AWS Certified Security – Specialty — Question 308
A company is using Amazon Route 53 Resolver for its hybrid DNS infrastructure. The company has set up Route 53 Resolver forwarding rules for authoritative domains that are hosted on on-premises DNS servers.
A new security mandate requires the company to implement a solution to log and query DNS traffic that goes to the on-premises DNS servers. The logs must show details of the source IP address of the instance from which the query originated. The logs also must show the DNS name that was requested in Route 53 Resolver.
Which solution will meet these requirements?
Answer options
- A. Use VPC Traffic Mirroring. Configure all relevant elastic network interfaces as the traffic source, include amazon-dns in the mirror filter, and set Amazon CloudWatch Logs as the mirror target.
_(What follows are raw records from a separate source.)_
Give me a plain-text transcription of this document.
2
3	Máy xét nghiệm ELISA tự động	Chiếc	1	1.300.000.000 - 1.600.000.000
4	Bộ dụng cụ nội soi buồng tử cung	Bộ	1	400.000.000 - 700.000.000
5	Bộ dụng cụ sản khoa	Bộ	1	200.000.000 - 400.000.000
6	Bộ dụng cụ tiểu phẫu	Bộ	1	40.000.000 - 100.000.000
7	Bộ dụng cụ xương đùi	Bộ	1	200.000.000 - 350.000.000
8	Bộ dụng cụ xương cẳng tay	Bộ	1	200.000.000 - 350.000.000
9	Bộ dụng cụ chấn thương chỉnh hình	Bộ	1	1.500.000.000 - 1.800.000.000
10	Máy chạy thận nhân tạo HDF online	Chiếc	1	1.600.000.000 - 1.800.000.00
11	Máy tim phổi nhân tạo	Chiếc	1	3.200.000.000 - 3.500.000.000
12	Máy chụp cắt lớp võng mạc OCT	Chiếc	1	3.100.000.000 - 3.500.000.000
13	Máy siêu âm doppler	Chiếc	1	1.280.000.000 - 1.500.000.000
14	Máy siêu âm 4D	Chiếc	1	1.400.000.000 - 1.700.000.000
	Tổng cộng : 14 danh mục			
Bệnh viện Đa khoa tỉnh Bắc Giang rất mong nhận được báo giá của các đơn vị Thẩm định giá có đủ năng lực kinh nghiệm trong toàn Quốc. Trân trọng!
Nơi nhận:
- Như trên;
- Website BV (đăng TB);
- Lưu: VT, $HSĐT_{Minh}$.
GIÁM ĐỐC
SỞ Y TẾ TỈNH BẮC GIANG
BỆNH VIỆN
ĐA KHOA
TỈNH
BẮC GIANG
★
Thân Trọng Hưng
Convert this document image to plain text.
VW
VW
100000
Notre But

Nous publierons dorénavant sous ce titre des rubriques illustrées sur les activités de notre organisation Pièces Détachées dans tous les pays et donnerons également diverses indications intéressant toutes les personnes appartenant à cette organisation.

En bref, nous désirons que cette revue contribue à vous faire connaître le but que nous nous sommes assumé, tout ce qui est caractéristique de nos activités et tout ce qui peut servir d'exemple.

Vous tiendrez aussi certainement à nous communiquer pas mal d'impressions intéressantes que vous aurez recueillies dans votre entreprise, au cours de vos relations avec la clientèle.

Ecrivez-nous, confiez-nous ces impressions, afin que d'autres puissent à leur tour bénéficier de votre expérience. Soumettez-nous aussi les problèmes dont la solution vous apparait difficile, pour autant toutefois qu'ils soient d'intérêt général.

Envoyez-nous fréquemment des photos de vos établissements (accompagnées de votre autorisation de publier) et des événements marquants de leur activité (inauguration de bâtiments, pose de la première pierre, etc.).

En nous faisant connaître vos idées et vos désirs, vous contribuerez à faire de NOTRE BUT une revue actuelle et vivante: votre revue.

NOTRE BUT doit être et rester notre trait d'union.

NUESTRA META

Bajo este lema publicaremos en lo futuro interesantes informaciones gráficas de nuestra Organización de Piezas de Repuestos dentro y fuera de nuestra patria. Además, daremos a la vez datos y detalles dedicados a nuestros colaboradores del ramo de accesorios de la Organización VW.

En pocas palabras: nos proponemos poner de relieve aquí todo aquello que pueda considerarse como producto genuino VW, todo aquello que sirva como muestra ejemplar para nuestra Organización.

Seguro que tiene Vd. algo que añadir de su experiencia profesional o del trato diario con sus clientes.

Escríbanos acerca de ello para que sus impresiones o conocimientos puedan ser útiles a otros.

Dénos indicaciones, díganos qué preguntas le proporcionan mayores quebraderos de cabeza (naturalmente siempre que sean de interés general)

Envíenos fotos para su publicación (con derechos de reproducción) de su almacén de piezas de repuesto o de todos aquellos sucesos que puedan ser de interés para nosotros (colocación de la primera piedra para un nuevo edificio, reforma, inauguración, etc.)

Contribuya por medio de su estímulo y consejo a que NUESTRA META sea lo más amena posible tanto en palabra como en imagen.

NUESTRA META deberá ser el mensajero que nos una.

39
Use CloudWatch Insights on the mirror session logs to run queries on the source IP address and DNS name.
- B. Configure VPC flow logs on all relevant VPCs. Send the logs to an Amazon S3 bucket. Use Amazon Athena to run SQL queries on the source IP address and DNS name.
- C. Configure Route 53 Resolver query logging on all relevant VPCs. Send the logs to Amazon CloudWatch Logs. Use CloudWatch Insights to run queries on the source IP address and DNS name.
- D. Modify the Route 53 Resolver rules on the authoritative domains that forward to the on-premises DNS servers. Send the logs to an Amazon S3 bucket. Use Amazon Athena to run SQL queries on the source IP address and DNS name.
Correct answer: C
Explanation
Route 53 Resolver query logging is the native AWS feature designed to log DNS queries originating from resources within your VPCs, including those forwarded to on-premises servers. It successfully captures both the source IP of the querying resource and the requested DNS domain name, which can then be easily analyzed using CloudWatch Insights. Other options like VPC flow logs do not capture DNS query names, and Route 53 Resolver rules themselves cannot be configured to output logs.